Screenshots 1-22, 24, 26, 28, & 30 = 2018 Shout! Factory 2K Transfer
Screenshots 23, 25, 27, & 29 = 1999 Columbia TriStar SD Transfer
Shout! provides their usual twelve chapter markers for the two-hour feature. (Columbia's DVD had a generous twenty-eight scene selections.)
Shout! has supplied a DTS-HD Master Audio 5.1 Surround (3392 kbps, 24-bit) and a downmixed DTS-HD Master Audio 2.0 Stereo (1509 kbps, 24-bit). The 5.1 mix has its share of pros and cons. The percussive, ethnic beats from composer Mychael Danna are well-balanced in the fronts and their most propulsive notes stand out in the rear channels. Danna wrote a bifurcated score alternating with Moroccan percussive instruments (to suggest Tom Welles's entry into completely foreign places) and traditional symphonic music played low-key to underscore lingering suspense. The dialogue, general ambience, and f/x is another story. Spoken words delivered while in close-up seem a bit too loud. It seems more of an encode and sampling issue than an ADR problem. Background noise is more limited and doesn't really have an aural presence. Chases and gunshot sounds are above-average but lack the range and crispness of action films from the mid- to late nineties.

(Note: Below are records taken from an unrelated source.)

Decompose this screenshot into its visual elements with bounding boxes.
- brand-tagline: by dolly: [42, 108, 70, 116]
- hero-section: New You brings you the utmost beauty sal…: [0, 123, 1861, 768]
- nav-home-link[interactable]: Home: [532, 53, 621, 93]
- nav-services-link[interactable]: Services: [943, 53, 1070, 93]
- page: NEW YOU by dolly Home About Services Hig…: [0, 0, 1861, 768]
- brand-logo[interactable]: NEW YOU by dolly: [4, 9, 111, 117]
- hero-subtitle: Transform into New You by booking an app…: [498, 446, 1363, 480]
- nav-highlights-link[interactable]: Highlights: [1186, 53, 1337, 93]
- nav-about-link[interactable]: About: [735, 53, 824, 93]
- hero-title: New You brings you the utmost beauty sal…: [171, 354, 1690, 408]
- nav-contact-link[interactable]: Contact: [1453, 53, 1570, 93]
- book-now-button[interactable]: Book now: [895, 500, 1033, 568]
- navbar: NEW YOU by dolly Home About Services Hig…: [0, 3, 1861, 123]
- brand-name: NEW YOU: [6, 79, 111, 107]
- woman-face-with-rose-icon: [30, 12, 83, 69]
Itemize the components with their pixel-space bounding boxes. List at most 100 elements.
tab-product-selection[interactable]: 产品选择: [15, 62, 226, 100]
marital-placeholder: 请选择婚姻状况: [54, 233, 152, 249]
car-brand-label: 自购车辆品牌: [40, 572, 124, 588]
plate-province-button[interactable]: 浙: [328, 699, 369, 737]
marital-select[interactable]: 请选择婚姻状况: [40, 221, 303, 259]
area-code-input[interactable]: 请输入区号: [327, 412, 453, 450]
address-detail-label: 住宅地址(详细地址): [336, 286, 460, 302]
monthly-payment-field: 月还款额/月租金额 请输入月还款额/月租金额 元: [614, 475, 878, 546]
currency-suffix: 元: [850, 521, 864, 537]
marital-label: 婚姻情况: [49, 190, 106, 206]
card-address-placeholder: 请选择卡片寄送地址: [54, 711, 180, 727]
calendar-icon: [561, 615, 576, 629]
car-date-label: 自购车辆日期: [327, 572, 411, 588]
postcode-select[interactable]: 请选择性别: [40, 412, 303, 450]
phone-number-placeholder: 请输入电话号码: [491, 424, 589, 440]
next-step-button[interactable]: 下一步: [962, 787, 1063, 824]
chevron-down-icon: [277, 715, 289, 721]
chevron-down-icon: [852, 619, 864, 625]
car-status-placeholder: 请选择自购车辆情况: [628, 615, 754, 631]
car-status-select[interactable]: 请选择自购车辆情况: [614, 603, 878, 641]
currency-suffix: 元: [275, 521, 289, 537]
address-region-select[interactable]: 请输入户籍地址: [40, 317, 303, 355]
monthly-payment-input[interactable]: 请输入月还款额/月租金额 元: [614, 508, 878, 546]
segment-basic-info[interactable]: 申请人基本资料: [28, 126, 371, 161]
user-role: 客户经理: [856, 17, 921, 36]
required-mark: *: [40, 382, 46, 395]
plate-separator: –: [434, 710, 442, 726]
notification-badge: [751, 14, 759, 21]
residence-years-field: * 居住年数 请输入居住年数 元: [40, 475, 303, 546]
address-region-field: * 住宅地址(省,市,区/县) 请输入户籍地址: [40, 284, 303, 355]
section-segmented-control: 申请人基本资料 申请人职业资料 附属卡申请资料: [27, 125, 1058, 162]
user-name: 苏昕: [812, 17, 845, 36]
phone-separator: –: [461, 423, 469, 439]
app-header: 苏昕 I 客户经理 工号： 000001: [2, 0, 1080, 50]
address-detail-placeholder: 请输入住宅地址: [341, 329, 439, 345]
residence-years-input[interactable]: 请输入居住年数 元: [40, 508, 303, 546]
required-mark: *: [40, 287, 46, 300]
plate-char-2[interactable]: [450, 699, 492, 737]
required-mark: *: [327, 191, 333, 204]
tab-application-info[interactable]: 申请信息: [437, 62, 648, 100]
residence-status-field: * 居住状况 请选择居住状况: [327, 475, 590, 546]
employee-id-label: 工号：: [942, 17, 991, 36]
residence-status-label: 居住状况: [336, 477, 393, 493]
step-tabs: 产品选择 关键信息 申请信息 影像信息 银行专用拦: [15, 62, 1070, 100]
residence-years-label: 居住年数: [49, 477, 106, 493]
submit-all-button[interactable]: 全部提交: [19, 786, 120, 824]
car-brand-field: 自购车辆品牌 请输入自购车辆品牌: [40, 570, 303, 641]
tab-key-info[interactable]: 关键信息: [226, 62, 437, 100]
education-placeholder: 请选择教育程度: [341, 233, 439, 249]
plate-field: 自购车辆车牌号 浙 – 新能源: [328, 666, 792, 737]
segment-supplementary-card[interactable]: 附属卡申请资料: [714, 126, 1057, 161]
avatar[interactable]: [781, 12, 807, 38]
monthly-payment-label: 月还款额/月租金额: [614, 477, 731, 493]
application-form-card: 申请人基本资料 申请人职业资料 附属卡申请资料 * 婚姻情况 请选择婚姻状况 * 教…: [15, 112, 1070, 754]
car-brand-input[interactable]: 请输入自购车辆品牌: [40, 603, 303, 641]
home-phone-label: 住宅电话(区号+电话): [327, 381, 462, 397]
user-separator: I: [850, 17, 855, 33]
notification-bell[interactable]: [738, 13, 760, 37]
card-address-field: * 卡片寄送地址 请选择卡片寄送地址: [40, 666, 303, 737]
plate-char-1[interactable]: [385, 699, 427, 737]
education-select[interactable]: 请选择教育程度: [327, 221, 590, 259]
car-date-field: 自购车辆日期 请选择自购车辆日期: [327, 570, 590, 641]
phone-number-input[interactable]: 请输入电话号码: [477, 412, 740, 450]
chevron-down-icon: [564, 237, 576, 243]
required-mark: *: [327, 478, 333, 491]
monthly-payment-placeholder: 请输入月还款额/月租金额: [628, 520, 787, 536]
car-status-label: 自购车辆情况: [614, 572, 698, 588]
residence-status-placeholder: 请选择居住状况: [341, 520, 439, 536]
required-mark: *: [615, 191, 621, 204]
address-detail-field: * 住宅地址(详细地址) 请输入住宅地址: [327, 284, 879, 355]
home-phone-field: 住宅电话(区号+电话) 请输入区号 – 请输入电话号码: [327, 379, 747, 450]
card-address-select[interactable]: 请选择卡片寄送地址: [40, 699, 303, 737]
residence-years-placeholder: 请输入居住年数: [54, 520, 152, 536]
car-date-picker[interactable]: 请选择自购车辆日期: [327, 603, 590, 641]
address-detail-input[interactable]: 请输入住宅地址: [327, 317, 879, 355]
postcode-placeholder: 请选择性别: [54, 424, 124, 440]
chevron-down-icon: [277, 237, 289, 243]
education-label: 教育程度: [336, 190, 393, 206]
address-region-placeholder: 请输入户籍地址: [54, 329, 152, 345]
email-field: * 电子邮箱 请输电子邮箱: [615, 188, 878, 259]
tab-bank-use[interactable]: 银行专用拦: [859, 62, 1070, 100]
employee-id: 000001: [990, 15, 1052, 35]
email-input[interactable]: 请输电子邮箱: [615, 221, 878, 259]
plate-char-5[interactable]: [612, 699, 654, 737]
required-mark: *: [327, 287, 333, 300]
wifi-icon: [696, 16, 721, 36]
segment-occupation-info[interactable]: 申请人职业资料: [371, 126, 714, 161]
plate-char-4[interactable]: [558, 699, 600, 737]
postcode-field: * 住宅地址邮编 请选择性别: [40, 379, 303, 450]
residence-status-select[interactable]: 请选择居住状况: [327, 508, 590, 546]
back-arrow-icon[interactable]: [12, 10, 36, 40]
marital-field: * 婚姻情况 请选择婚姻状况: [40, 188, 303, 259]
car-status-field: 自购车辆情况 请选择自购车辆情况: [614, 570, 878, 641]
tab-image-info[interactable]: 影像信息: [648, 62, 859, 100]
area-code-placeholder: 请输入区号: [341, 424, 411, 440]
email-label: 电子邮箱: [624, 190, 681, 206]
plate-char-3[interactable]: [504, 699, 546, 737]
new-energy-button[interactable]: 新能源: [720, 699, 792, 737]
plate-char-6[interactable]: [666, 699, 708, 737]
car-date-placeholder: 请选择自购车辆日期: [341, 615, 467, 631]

The optional English SDH look to be accurately transcribed throughout.
Walker and Schumacher take viewers to some very dark places and the films that they produce. However repulsive the imagery, I couldn't turn away from the screen. 8mm boasts one of Schumacher's best-directed films as well as one of Cage's greatest performances. The new interview with Schumacher contains some stories hitherto untold in the commentary or in print interviews that I read. I listened to the commentary twice and it makes me want to beg Schumacher to record commentaries for several of his other films. Shout! Factory has done a fine job of mastering the image but the lossless 5.1 is inconsistent. While not a bonafide special edition, this comes HIGHLY RECOMMENDED to fans of director and lead but also to followers of that chameleon, Joaquin Phoenix. The film poses very challenging material to digest (not for faint of heart) but I felt rewarded by some great writing from Walker (Se7en).